The use of Opium to relieve pain,-that of Cinchona for malarial fevers,—of Colchicum in gout,-of Potassium Iodide in syphilis,-of the Bromides in epilepsy,-of Cod-liver Oil in phthisis,—are examples of the empirical use of remedies. But, after all has been said for it that can be said, the fact remains that it is essentially an unscientific method, a mere elaboration of the prevailing popular habit of recommending Mrs. A. to use pepper tea, because it cured Mrs. B. of "the very same trouble." Permitted to reign supreme it would be destructive to all exactness in therapeutical progress. The socalled "experience" of one observer is too often overbalanced by the experience of another equally competent and trustworthy; and as few are encouraged to record their failures with remedies, there can be no scientific comparison of the failures with the reported successes. For this reason empirical methods would tend to a minimum degree of accuracy in a science which, in the very nature of things, can never be an exact one;-though undoubtedly such methods will always prevail to some extent.

RATIONAL THERAPEUTICS embraces the use of remedies for reasons based on a knowledge (1) of the pathological conditions present in the subject, and (2) of the physiological action of the agent employed. This method is the very antithesis of empiricism, and has been the leading idea in every revolt against empirical therapeutics in the past. Humoralism, Chemicism, Solidism, Stimulism, Galenism in the 2d century, Paracelcism in the 16th, and Hahnemannism in the 19th, all originated in efforts to find a more rational system of administering medicines than the prevailing empiricism of the day.

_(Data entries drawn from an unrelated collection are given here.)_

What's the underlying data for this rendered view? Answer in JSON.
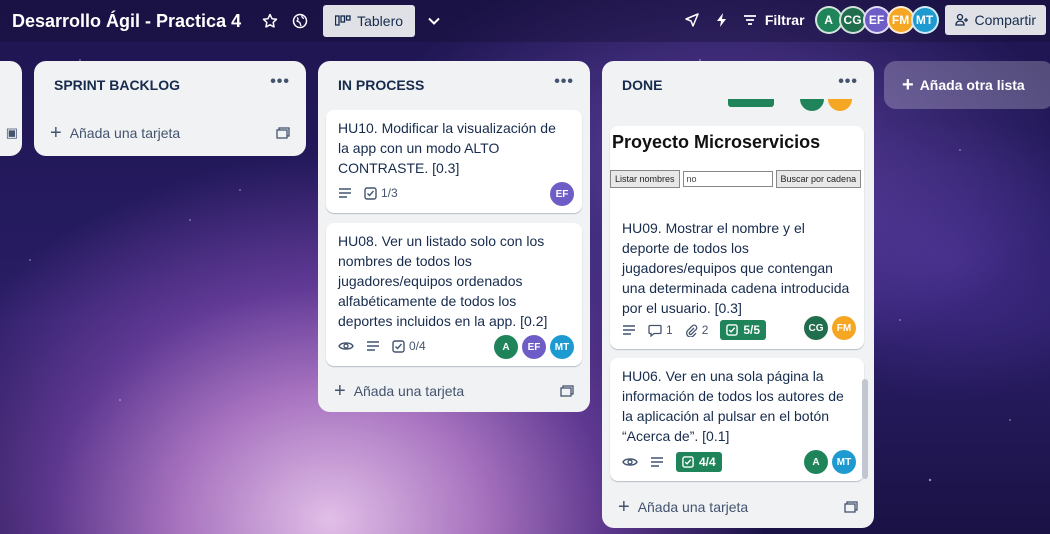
{
  "header": {
    "board_title": "Desarrollo Ágil - Practica 4",
    "view_label": "Tablero",
    "filter_label": "Filtrar",
    "share_label": "Compartir",
    "members": [
      "A",
      "CG",
      "EF",
      "FM",
      "MT"
    ]
  },
  "lists": [
    {
      "title": "SPRINT BACKLOG",
      "add_card": "Añada una tarjeta"
    },
    {
      "title": "IN PROCESS",
      "add_card": "Añada una tarjeta",
      "cards": [
        {
          "text": "HU10. Modificar la visualización de la app con un modo ALTO CONTRASTE. [0.3]",
          "checklist": "1/3",
          "members": [
            "EF"
          ]
        },
        {
          "text": "HU08. Ver un listado solo con los nombres de todos los jugadores/equipos ordenados alfabéticamente de todos los deportes incluidos en la app. [0.2]",
          "checklist": "0/4",
          "members": [
            "A",
            "EF",
            "MT"
          ]
        }
      ]
    },
    {
      "title": "DONE",
      "add_card": "Añada una tarjeta",
      "cards": [
        {
          "cover": {
            "title": "Proyecto Microservicios",
            "btn1": "Listar nombres",
            "input": "no",
            "btn2": "Buscar por cadena"
          },
          "text": "HU09. Mostrar el nombre y el deporte de todos los jugadores/equipos que contengan una determinada cadena introducida por el usuario. [0.3]",
          "comments": "1",
          "attachments": "2",
          "checklist": "5/5",
          "members": [
            "CG",
            "FM"
          ]
        },
        {
          "text": "HU06. Ver en una sola página la información de todos los autores de la aplicación al pulsar en el botón “Acerca de”. [0.1]",
          "checklist": "4/4",
          "members": [
            "A",
            "MT"
          ]
        }
      ]
    }
  ],
  "add_list_label": "Añada otra lista",
  "colors": {
    "A": "#1f845a",
    "CG": "#216e4e",
    "EF": "#6e5dc6",
    "FM": "#f5a623",
    "MT": "#1d9bd1",
    "check_done": "#1f845a"
  }
}
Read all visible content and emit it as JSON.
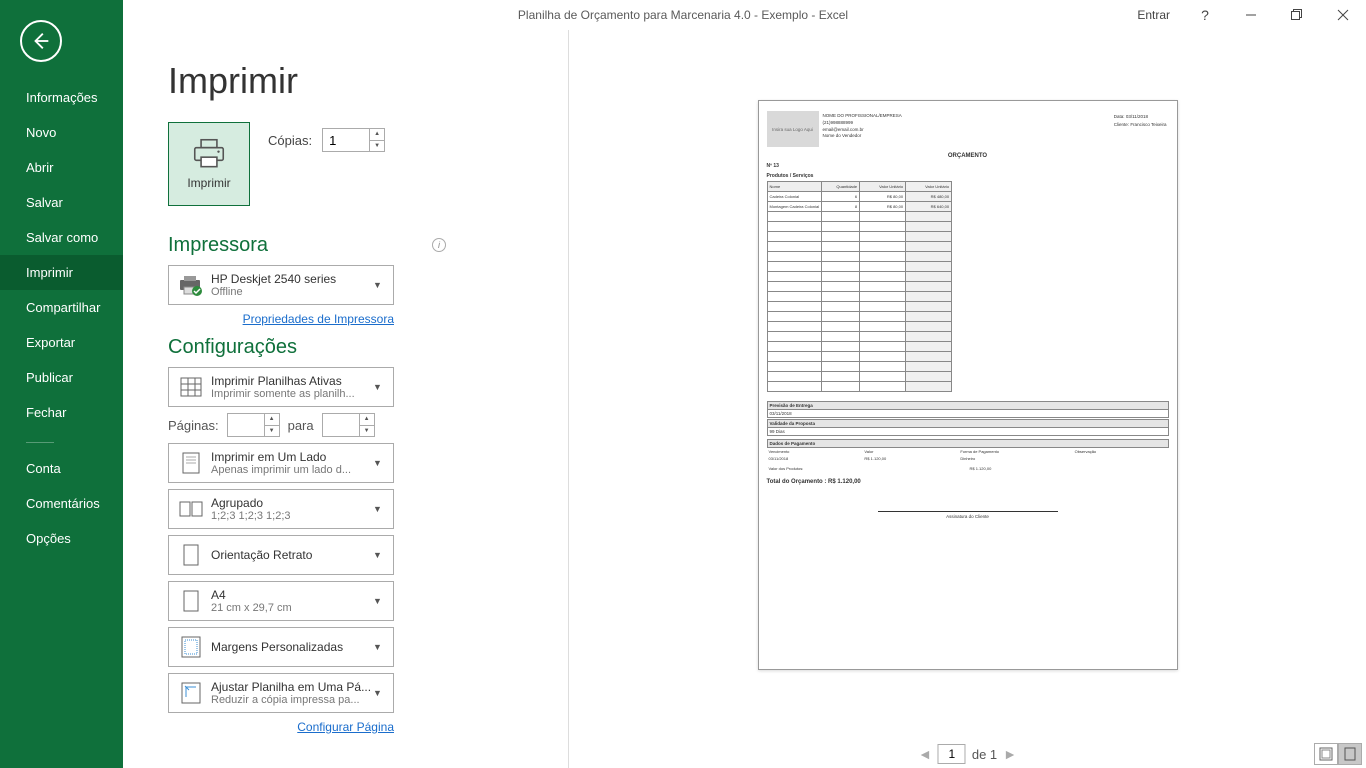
{
  "titlebar": {
    "title": "Planilha de Orçamento para Marcenaria 4.0 - Exemplo  -  Excel",
    "signin": "Entrar",
    "help": "?"
  },
  "sidebar": {
    "items": [
      {
        "key": "info",
        "label": "Informações"
      },
      {
        "key": "new",
        "label": "Novo"
      },
      {
        "key": "open",
        "label": "Abrir"
      },
      {
        "key": "save",
        "label": "Salvar"
      },
      {
        "key": "saveas",
        "label": "Salvar como"
      },
      {
        "key": "print",
        "label": "Imprimir",
        "active": true
      },
      {
        "key": "share",
        "label": "Compartilhar"
      },
      {
        "key": "export",
        "label": "Exportar"
      },
      {
        "key": "publish",
        "label": "Publicar"
      },
      {
        "key": "close",
        "label": "Fechar"
      }
    ],
    "bottom": [
      {
        "key": "account",
        "label": "Conta"
      },
      {
        "key": "feedback",
        "label": "Comentários"
      },
      {
        "key": "options",
        "label": "Opções"
      }
    ]
  },
  "page": {
    "heading": "Imprimir",
    "print_button": "Imprimir",
    "copies_label": "Cópias:",
    "copies_value": "1",
    "printer_section": "Impressora",
    "printer_name": "HP Deskjet 2540 series",
    "printer_status": "Offline",
    "printer_props": "Propriedades de Impressora",
    "settings_section": "Configurações",
    "settings": {
      "print_what": {
        "line1": "Imprimir Planilhas Ativas",
        "line2": "Imprimir somente as planilh..."
      },
      "pages_label": "Páginas:",
      "pages_to": "para",
      "sides": {
        "line1": "Imprimir em Um Lado",
        "line2": "Apenas imprimir um lado d..."
      },
      "collate": {
        "line1": "Agrupado",
        "line2": "1;2;3    1;2;3    1;2;3"
      },
      "orientation": {
        "line1": "Orientação Retrato"
      },
      "paper": {
        "line1": "A4",
        "line2": "21 cm x 29,7 cm"
      },
      "margins": {
        "line1": "Margens Personalizadas"
      },
      "scaling": {
        "line1": "Ajustar Planilha em Uma Pá...",
        "line2": "Reduzir a cópia impressa pa..."
      }
    },
    "page_setup": "Configurar Página"
  },
  "preview_footer": {
    "page_current": "1",
    "page_of": "de 1"
  },
  "preview": {
    "logo_text": "Insira sua Logo Aqui",
    "company": "NOME DO PROFISSIONAL/EMPRESA",
    "phone": "(21)998888999",
    "email": "email@email.com.br",
    "seller": "Nome do Vendedor",
    "date_label": "Data:",
    "date": "03/11/2018",
    "client_label": "Cliente:",
    "client": "Francisco Teixeira",
    "title": "ORÇAMENTO",
    "number": "Nº 13",
    "products_label": "Produtos / Serviços",
    "table_headers": [
      "Nome",
      "Quantidade",
      "Valor Unitário",
      "Valor Unitário"
    ],
    "rows": [
      {
        "name": "Cadeira Colonial",
        "qty": "6",
        "unit": "R$ 80,00",
        "tot": "R$ 480,00"
      },
      {
        "name": "Montagem Cadeira Colonial",
        "qty": "8",
        "unit": "R$ 80,00",
        "tot": "R$ 640,00"
      }
    ],
    "delivery_label": "Previsão de Entrega",
    "delivery_value": "03/11/2018",
    "proposal_label": "Validade da Proposta",
    "proposal_value": "99 Dias",
    "payment_label": "Dados de Pagamento",
    "payment_cols": [
      "Vencimento",
      "Valor",
      "Forma de Pagamento",
      "Observação"
    ],
    "payment_row": [
      "03/11/2018",
      "R$ 1.120,00",
      "Dinheiro",
      ""
    ],
    "products_value_label": "Valor dos Produtos:",
    "products_value": "R$ 1.120,00",
    "total_label": "Total do Orçamento : R$ 1.120,00",
    "signature": "Assinatura do Cliente"
  }
}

The illustrious Albrecht von Haller, the father of Physiology and the author of the doctrine of Irritability, was the real originator of modern physiological therapeutics. In the preface to his Swiss Pharmacopœia (circa A. D. 1755), occur the following remarkable directions,-the first recorded of their kind:

"Nempe primum in corpore sano medela tentanda est, sine peregrina ulla miscela : odoreque et sapore ejus exploratis, exigua illius dosis ingerenda et ad omnes quæ inde contingunt affectiones, quis pulsus, quis calor, quæ respiratio, quænam excretiones, attendendum. Inde adductum phenominórum in sano obviorum, transeas ad experimenta in corpore ægroto."